146 S.E.2d 628 | Ga. | 1966
ROBBINS
v.
ROBBINS.
Supreme Court of Georgia.
Jones & Kemp, Charles M. Jones, for appellant.
William T. Darby, Sr., B. P. Jackson, Jr., for appellee.
DUCKWORTH, Chief Justice.
The errors complained of by the appellant-respondent to the application for citation for contempt are to the overruling of the demurrers, general and special, oral motions to dismiss the application and to strike certain paragraphs of the petition alleging defiant violations of a decree and judgment of the court for (1) nonpayment of alimony; (2) failure to make a due and just accounting of defendant's annual income; (3) failure and refusal to return custody of the oldest child at the end of visitation periods; and (4) doing numerous other acts allegedly defiantly violative of the court decree, and praying for attorney's fees. The respondent also alleges error in holding him in contempt for (1) nonpayment of alimony; (2) failure to make a due and just accounting of his income; (3) making misrepresentations in open court as to custody of the child; (4) failure to deliver custody of the child on a date certain as ordered by the court; and (5) defiantly refusing to live up to the spirit and intent of a nisi order issued in open court. He also specifies error in the issuance of a bench *628 warrant, his arrest and incarceration, the award of attorney's fees, and the judgment attempting to amend and modify the original final decree commanding the parties to comply with each and every provision of the settlement agreement attached to and made a part of the final decree of divorce and alimony. Held:
1. The demurrers are, in the main, based on the question of whether or not the failure of a party to a divorce and alimony suit to perform the various portions of a settlement agreement between the parties amounts to contempt of court. The law makes the nonpayment of alimony in accordance with a decree of divorce and alimony contempt regardless of whether the final order of the court commands the payment of same. Code §§ 30-204, 30-219; Wilson v. Chumney, 214 Ga. 120 (1) (103 SE2d 552), and citations. Here neither the settlement agreement nor the final decree contains language commanding the performance of any act by and between the parties, hence the petition is subject to demurrer in regard to the failure of the party respondent (1) to make an accounting of his net income based upon his income tax returns in prior years; (2) to return custody of the minor child at the required periods after visitation rights had ended; (3) to being openly and defiantly belligerent, as between the parties, in regard to living up to the various parts of the settlement agreement; and (4) to the refusal of the respondent to allow the applicant to see the child on a certain occasion as alleged in the petition. All portions of the petition containing these allegations should be striken therefrom. Palmer v. Bunn, 218 Ga. 244 (127 SE2d 372). The court erred in overruling the special demurrers and motions to strike paragraphs containing these allegations.

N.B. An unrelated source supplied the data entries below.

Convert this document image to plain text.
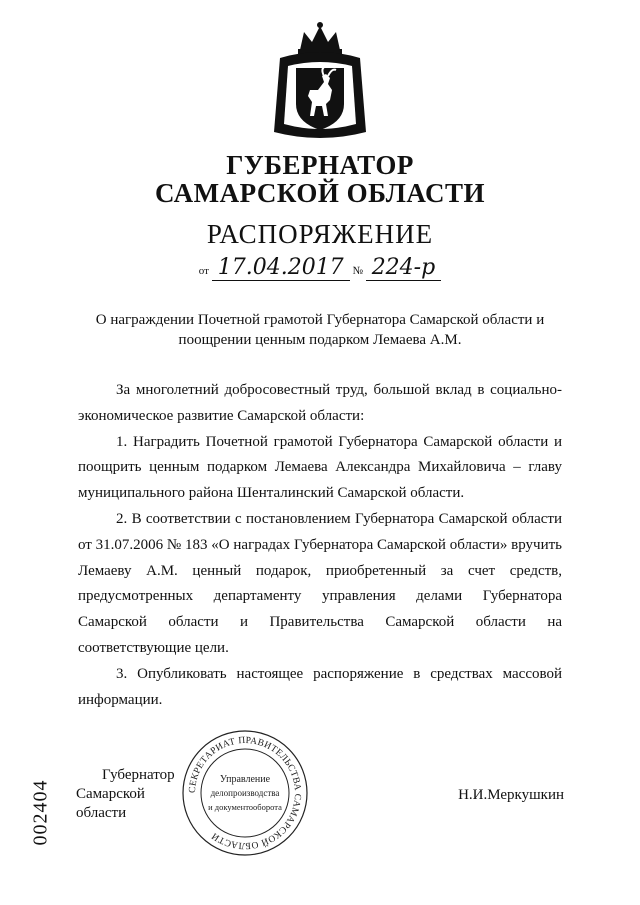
ГУБЕРНАТОР
САМАРСКОЙ ОБЛАСТИ
РАСПОРЯЖЕНИЕ
от 17.04.2017 № 224-р
О награждении Почетной грамотой Губернатора Самарской области и
поощрении ценным подарком Лемаева А.М.

За многолетний добросовестный труд, большой вклад в социально-экономическое развитие Самарской области:

1. Наградить Почетной грамотой Губернатора Самарской области и поощрить ценным подарком Лемаева Александра Михайловича – главу муниципального района Шенталинский Самарской области.

2. В соответствии с постановлением Губернатора Самарской области от 31.07.2006 № 183 «О наградах Губернатора Самарской области» вручить Лемаеву А.М. ценный подарок, приобретенный за счет средств, предусмотренных департаменту управления делами Губернатора Самарской области и Правительства Самарской области на соответствующие цели.

3. Опубликовать настоящее распоряжение в средствах массовой информации.

СЕКРЕТАРИАТ ПРАВИТЕЛЬСТВА САМАРСКОЙ ОБЛАСТИ
Управление
делопроизводства
и документооборота
Губернатор
Самарской области
Н.И.Меркушкин
002404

2. But the petition clearly alleges a cause of action for nonpayment of alimony, and the court did not err in overruling the general demurrer thereto.
3. However, it appears from the record that the court found the respondent in contempt based on the entire petition and likewise awarded attorney's fees based thereon, and much of the subject matter of the petition should have been striken on demurrer. Since it is clearly apparent that much irrelevant matter was considered in citing the defendant in contempt and we can not separate it from the nonpayment of alimony, the judgment citing him in contempt and awarding *629 attorney's fees is reversed with direction that the entire case be reheard stripped of all irrelevant matter except the nonpayment of alimony.
4. Likewise, the attempt by the court in its judgment to command both parties to abide by the settlement agreement made a part of the final divorce and alimony decree is an attempt to rewrite the final decree and is absolutely void.
Judgment reversed with direction. All the Justices concur.